Plenty. According to plans recently announced the zoo is expanding many exhibits, adding to them, and giving the overall visitor experience an improved wow factor.
The parking will be expanded and changed going from a lot to a garage. The entrance will be more grand and inviting. Almost immediately visitors will see the animals. The Elephants are planned to move across the zoo and into a new open area, like the Africa section, that is five times as large. The Rhinos also will move in to this area.
Like the continent of Africa before it, Australia is getting a home in the Zoo. Wildlife Canyon will be transformed in to a two-story home for kangaroos and other animals of the land down under. The little penguins, which are native to Australia, are also getting an expanded home in the new section. Above the animals will be a new ropes course. This course will give visitors a chance to challenge themselves as the climb and swing high up in the air.
All of the changes and expansions are expected to be completed by 2025.
Beyond the cosmetic changes coming the Zoo is using the improvements to help enrich the lives of the animals they take care of. As has been seen in zoo across the world, happy animals breed better. The new expansions will be designed to both enrich the visitors experience and the lives of the animals. By using evidence based understandings of animal behaviors the Zoo hopes to be able to expand its world famous husbandry program. Their commitment is to animal care has grown over the years and will expand along with the coming years:
“We will transform the Zoo’s physical landscape by renewing facilities, habitats and gardens so that the Zoo setting matches our growing expertise in animal care, education, conservation and horticulture. We strive to lead in the ever-progressing world of zoos and aquariums, learning from the latest in evidence-based understanding of how animals behave, and implementing changes to promote animal excellence. We’ll advance behavior-based husbandry, increase complexity of habitats, and introduce pioneering animal health techniques and reproductive strategies in the pursuit of outstanding animal care.”

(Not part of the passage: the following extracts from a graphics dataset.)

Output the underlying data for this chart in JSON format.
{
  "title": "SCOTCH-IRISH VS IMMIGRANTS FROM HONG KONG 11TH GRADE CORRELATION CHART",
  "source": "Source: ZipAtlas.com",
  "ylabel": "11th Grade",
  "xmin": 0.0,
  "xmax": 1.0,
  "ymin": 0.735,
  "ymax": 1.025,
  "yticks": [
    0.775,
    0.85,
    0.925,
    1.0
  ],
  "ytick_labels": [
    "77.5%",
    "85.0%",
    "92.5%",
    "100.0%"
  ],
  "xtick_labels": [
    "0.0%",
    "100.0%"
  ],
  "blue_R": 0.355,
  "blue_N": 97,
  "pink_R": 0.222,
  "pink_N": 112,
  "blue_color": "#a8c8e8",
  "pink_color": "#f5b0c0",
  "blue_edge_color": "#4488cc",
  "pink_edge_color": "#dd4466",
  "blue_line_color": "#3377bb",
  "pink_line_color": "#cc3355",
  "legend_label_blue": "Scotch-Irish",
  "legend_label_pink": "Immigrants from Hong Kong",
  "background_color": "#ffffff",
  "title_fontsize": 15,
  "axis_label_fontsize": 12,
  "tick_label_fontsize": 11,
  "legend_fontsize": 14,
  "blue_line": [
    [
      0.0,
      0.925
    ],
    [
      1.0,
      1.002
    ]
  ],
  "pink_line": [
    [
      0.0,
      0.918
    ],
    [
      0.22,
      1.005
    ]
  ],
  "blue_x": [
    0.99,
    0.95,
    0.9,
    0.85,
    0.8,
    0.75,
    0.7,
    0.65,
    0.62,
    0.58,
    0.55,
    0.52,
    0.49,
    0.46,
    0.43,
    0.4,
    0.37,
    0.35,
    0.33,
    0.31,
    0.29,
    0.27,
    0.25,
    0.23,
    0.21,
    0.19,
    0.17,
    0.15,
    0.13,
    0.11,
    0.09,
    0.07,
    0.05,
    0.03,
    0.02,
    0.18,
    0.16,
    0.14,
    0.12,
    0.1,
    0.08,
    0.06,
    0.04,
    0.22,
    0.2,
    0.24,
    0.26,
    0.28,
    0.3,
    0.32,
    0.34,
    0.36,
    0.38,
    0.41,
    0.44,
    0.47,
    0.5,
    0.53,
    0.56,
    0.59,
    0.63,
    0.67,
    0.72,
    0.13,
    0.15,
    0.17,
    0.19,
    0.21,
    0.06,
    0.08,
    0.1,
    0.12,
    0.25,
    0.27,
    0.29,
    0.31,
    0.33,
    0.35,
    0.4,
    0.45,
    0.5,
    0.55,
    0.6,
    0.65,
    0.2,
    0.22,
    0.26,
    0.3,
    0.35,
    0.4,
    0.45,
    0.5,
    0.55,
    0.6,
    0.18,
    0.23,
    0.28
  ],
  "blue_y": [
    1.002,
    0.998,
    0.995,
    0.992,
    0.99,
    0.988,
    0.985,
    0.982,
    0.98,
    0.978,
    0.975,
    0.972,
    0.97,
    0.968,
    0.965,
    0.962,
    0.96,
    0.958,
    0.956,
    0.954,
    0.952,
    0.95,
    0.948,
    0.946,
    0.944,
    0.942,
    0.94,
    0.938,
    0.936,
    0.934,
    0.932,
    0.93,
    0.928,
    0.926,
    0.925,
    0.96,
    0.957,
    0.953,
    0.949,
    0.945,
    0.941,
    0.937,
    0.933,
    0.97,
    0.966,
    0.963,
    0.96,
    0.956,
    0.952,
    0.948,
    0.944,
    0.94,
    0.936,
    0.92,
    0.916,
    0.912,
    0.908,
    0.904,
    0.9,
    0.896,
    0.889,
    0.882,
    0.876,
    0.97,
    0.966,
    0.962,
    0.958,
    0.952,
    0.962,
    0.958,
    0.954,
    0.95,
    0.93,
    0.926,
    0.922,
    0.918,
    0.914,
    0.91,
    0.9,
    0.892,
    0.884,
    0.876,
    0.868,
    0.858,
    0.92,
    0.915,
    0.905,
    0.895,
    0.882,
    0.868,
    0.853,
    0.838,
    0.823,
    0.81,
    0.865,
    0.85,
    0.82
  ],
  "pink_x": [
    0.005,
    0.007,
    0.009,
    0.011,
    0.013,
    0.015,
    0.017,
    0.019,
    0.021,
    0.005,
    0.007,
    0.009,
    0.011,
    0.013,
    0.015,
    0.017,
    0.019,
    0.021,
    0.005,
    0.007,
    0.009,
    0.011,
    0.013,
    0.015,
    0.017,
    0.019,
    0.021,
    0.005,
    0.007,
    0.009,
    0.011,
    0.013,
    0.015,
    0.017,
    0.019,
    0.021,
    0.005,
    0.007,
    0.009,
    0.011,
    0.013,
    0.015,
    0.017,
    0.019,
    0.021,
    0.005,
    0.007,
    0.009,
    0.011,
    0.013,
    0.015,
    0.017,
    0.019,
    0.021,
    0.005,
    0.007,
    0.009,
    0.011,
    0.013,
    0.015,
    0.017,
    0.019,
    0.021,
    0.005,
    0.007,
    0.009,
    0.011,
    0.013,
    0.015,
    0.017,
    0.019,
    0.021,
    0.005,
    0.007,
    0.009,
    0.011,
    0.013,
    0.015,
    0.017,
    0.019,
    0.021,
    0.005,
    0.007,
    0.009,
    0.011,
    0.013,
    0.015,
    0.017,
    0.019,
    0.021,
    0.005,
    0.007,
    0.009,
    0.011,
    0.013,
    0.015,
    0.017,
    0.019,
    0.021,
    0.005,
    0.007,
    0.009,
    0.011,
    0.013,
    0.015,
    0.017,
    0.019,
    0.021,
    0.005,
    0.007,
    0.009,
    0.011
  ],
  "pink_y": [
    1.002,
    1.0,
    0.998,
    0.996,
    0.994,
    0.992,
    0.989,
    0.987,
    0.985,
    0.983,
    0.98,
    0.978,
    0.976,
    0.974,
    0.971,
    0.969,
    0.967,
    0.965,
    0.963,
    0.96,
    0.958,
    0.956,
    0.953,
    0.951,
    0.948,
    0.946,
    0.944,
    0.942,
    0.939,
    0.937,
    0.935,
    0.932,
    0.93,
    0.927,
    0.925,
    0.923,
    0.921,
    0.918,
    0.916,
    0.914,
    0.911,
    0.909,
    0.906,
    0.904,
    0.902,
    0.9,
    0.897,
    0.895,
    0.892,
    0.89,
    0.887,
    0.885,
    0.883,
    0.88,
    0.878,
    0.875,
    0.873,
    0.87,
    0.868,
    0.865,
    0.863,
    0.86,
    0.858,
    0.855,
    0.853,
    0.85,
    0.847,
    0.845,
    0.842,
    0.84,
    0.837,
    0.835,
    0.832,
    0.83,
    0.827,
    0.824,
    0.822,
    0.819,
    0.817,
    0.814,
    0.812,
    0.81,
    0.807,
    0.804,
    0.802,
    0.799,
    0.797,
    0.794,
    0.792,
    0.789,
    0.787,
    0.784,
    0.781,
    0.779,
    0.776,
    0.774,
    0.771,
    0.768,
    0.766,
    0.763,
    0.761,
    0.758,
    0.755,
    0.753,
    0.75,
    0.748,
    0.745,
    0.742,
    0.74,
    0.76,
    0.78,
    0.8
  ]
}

Over the past ten years the Cincinnati Zoo has become one the “Greenest Zoo’s” in America. The Zoo was transformed with the addition of a rainwater collection system. The current system collects over 25% of the water used in the Zoo. The plan is to use this system to supply 100% of the non-potable water needs. As mentioned in the previous post the Zoo also has one of the largest (the largest at time of installation) publicly accessible solar arrays in the nation. With future expansions expect the array to expand too. This array currently creates almost 25% of the zoo energy. Along with the solar, wind, and geothermal the Zoo is exploring Biomass energy options. Biomass is the “leftover waste products” from the plants and animals around the zoo. As they state on their website, the Zoo has a commitment to net zero waste facility.
As part of this ambitious capital campaign, the Zoo is taking their groundbreaking, robust storm water management program to the next level to drive down non-potable water use to zero. By capturing 100% of the storm water and reusing it in the habitats, the Zoo can divert the water out of the city’s combined sewer system. The Zoo will also focus on being net zero energy by driving efficiencies throughout the existing systems and pursuing advanced energy options including solar, wind and biomass. And, with proper organic waste management, the Zoo will strive to become a net zero waste facility.